As more states legalize pot, police departments across the country are finding it difficult to justify maintaining expensive K9 units that use specially-trained dogs to sniff out drugs, reports 1010WCSI.com. There are about 50,000 K9’s currently working in departments nationwide, and each dog costs approximately $8,000 plus about $15,000 in training costs.

New York and New Jersey legalized recreational marijuana earlier this year, joining California, Colorado, Maine, Oregon and more. In New York, the law enforcement agency has 98 police dogs, 39 of which are trained in detecting marijuana.
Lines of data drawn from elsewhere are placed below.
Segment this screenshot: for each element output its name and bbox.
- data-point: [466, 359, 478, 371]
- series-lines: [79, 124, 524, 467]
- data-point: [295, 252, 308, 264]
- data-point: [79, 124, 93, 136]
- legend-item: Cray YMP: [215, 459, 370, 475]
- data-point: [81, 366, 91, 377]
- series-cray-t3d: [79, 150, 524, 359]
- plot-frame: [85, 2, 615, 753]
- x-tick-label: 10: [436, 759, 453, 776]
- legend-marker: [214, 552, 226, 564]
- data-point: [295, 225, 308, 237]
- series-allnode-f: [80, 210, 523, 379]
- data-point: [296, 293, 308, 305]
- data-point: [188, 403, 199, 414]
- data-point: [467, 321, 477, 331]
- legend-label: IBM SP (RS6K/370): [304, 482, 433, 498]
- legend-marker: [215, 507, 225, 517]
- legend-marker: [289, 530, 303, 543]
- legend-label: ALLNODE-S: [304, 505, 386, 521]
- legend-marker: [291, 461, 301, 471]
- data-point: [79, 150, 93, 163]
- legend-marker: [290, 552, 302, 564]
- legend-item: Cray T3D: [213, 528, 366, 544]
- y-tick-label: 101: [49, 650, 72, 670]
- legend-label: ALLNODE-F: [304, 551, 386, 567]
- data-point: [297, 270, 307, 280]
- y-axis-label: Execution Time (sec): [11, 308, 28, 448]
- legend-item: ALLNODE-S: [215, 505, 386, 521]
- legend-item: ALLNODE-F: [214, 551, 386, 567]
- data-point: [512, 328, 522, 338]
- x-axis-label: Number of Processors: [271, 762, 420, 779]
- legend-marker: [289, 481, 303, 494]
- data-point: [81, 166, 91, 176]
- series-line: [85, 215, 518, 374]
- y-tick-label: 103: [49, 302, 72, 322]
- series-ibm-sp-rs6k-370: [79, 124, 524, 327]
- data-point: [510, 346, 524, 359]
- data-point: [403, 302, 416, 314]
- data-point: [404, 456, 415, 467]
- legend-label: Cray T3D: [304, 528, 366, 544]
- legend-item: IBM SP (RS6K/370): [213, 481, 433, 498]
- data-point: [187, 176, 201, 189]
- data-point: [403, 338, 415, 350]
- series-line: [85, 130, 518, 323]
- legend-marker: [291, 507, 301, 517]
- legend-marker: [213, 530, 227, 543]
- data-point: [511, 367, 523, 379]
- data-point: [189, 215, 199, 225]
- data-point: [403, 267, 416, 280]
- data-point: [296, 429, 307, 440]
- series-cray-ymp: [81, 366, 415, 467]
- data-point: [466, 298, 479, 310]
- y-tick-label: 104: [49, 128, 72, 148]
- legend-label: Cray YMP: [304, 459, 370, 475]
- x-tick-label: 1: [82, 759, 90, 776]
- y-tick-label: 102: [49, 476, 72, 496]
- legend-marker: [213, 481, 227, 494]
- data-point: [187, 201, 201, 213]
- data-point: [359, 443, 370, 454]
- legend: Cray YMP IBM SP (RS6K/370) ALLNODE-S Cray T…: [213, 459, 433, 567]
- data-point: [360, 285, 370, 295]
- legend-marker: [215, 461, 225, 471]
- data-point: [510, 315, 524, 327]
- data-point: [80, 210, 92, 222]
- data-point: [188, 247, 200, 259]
An NYPD spokesperson insisted that the majority of the department’s police dogs and their tasks “are not impacted by the change in the law.”

However, states like New Jersey and Colorado stopped training K9’s to detect marijuana. Colorado, which was among the first states to legalize recreational pot, has been a testing ground for how police dogs would be handled. For officers, probable cause has become much more important. A hint of marijuana can trigger the same response as any quantity of methamphetamine to the dogs.

As officers in Colorado have had to change their mindset and adopt new practices according to the legalization, other states have begun to do so as well. The use of K9’s has been a conflicting one even in states where marijuana is illegal. The Orlando Sun Sentinel released an investigative project “The Hunted,” which examined 17 months of K9 bites in the Broward County Sheriff’s Department, one of Florida’s largest police agencies, and found that 84 percent  of people who were bitten were Black.

This summary was prepared by TCR reporting intern Anna Wilder.